Für schlechte Zeiten: Regierung spart Geld für Bahn-Nahverkehr an

Das Land gibt nicht alles aus, was es vom Bund für die Finanzierung des Bahn-Nahverkehrs bekommt. Dieses und weitere Themen wurden im Schweriner Landtag debattiert.

Neben den Ausgaben des Landes beim Bahn-Nahverkehr standen bei der Sitzung des Landtags ein Acker-Deal und die Förderung des Mietwohnungsbaus auf der Tagesordnung.
Stefan Sauer Neben den Ausgaben des Landes beim Bahn-Nahverkehr standen bei der Sitzung des Landtags ein Acker-Deal und die Förderung des Mietwohnungsbaus auf der Tagesordnung.

Die Landesregierung gibt für den Bahn-Nahverkehr seit Jahren nicht das gesamte vom Bund dafür zur Verfügung gestellte Geld aus. Ende 2014 waren die Ersparnisse auf 41,8 Millionen Euro angewachsen, wie aus der Antwort der Landesregierung auf eine Kleine Anfrage der Grünen-Fraktion im Landtag hervorgeht. Ein Sprecher des Verkehrsministeriums begründete die Sparpolitik am Montag damit, dass ungewiss sei, wie viel Geld das Land künftig noch vom Bund für den Schienenpersonennahverkehr bekommen wird. Es zeichne sich allerdings ab, dass die sogenannten Regionalisierungsmittel aus Berlin bei Aufrechterhaltung des jetzigen Angebots schon in einigen Jahren nicht mehr ausreichen werden.
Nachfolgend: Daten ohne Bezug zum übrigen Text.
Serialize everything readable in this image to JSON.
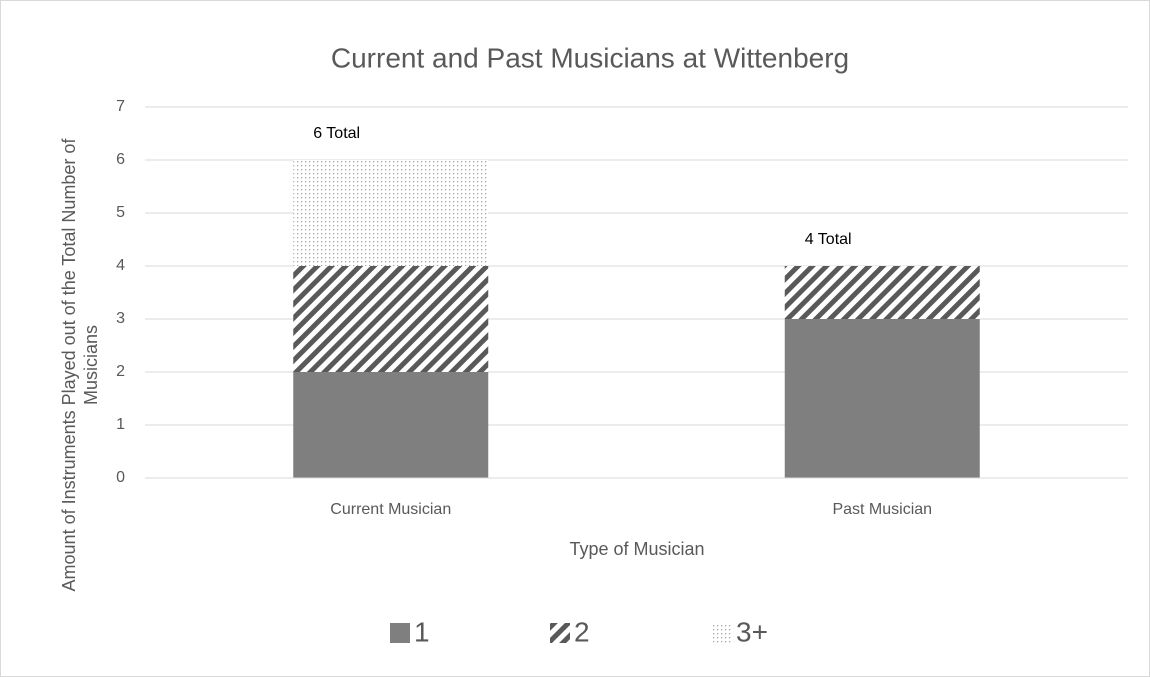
{
  "chart_data": {
    "type": "stacked_bar",
    "title": "Current and Past Musicians at Wittenberg",
    "xlabel": "Type of Musician",
    "ylabel": "Amount of Instruments Played out of the Total Number of Musicians",
    "categories": [
      "Current Musician",
      "Past Musician"
    ],
    "series": [
      {
        "name": "1",
        "color": "#7f7f7f",
        "pattern": "solid",
        "values": [
          2,
          3
        ]
      },
      {
        "name": "2",
        "color": "#595959",
        "pattern": "diagonal",
        "values": [
          2,
          1
        ]
      },
      {
        "name": "3+",
        "color": "#a6a6a6",
        "pattern": "dots",
        "values": [
          2,
          0
        ]
      }
    ],
    "annotations": [
      "6 Total",
      "4 Total"
    ],
    "ylim": [
      0,
      7
    ],
    "yticks": [
      0,
      1,
      2,
      3,
      4,
      5,
      6,
      7
    ],
    "grid": true,
    "legend": "bottom"
  }
}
Landtag billigt Flächentausch mit Großagrarier

Der Schweriner Landtag hat am Freitag mit den Stimmen von SPD, CDU und Linken einem Flächentausch des Landes mit dem Großagrarier Bernhard Reemtsma zugestimmt. Der Nachfahre der früheren Tabakdynastie, der in den 1990er Jahren von der Treuhand ein ehemals volkseigenes Gut in Nordwestmecklenburg erworben hatte, erhält 115 Hektar Landesflächen im Klützer Winkel. Im Gegenzug gibt er 137 Hektar Acker und Grünland im Raum Upahl an das Land ab. Der Klützer Winkel zählt wegen der vergleichsweise hohen Bodengüte zu den ertragreichsten Regionen im Land.

Linke scheitert mit Antrag zur Förderung des Mietwohnungsbaus in MV

Trotz zunehmender Probleme bei der Bereitstellung von Wohnungen für Flüchtlinge sieht die Landesregierung in Schwerin derzeit keine Notwendigkeit für ein Landeszuschussprogramm für den Mietwohnungsbau. "Wir haben 880.000 Wohnungen in Mecklenburg- Vorpommern, 50.000 davon stehen leer", begründete Bauminister Harry Glawe (CDU) am Freitag im Landtag die Ablehnung eines Antrags der oppositionellen Linken. Die Unterbringung von Asylsuchenden sei aktuell eine der wichtigsten Aufgaben. Dabei sei es Ziel seines Ministeriums, die vorhandenen Kapazitäten zu prüfen und in Kooperation mit den Eigentümern rasch nutzbar zu machen.